Of Loss and Anguish
Deb Mukharji
BURNT SHADOWS by Kamila Shamsie Bloomsbury, 2009, 367 pp., 425
August 2009, volume 33, No 8/9

On August 9, 1945, Hiroko Tanaka’s life changed forever. As she rejoiced at the thought of her future with Konrad, her German lover, a mushroom cloud enveloped Nagasaki. Hiroko survived, the design on her silk kimono burning its imprint on her back. The title of the book remains a constant reminder of the horror that was Hiroshima and Nagasaki. Burnt Shadows is a novel of almost epic proportions with a theme of loss and anguish, hope and renewal. The victim of the atomic bomb comes to Delhi on the cusp of partition and finds love. She finds Sajjad who is attached to his Dilli and his mohalla, only to find fate and the circumstances of the day relocating him and his Japanese bride to Karachi. And this is the story of their lives, of their son and friends, as Pakistan itself changes with Islamization and the Afghan struggle against Soviet occupation and the darkness that followed 9/11.

Kamila Shamsie is not constrained by sequence or continuity. Decades pass before the narrative is resumed, the past occasionally glimpsed in sepia to lend substance to the present. And decades pass again before the thread is picked up at yet another defining moment.

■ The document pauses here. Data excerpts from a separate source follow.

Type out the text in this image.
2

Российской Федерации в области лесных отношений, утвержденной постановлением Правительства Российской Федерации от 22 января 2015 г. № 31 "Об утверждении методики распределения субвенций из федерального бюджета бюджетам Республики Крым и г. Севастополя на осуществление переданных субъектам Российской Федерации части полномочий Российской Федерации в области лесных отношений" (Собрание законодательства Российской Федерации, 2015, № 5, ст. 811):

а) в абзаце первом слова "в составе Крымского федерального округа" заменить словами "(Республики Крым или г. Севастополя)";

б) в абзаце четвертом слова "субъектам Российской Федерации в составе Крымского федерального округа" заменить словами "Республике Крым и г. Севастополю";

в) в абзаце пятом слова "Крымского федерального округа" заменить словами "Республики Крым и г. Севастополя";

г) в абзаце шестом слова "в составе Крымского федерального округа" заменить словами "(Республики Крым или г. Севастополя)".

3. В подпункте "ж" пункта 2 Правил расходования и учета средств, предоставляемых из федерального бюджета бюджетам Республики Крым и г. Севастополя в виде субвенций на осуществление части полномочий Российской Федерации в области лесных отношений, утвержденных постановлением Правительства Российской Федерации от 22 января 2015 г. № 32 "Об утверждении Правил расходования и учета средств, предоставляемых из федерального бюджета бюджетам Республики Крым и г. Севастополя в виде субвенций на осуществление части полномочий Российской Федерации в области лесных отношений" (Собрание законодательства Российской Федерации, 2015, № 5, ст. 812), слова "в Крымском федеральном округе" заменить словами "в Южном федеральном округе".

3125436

Hiroko Tanaka remains the central connecting strand, but the other characters come vividly to life as time unfolds—her husband Sajjad for whom Dilli will always be home and Raza, the bright and self-absorbed son, who is yet to find himself. As does Harry, the Englishman turned American, who connects the past and the present. There is Ilse, Konrad’s sister, who befriended Hiroko on her lonely arrival in Delhi and who has the courage to seek and find freedom for herself. And if these are the main characters in this remarkable narrative, many others appear to make their contribution.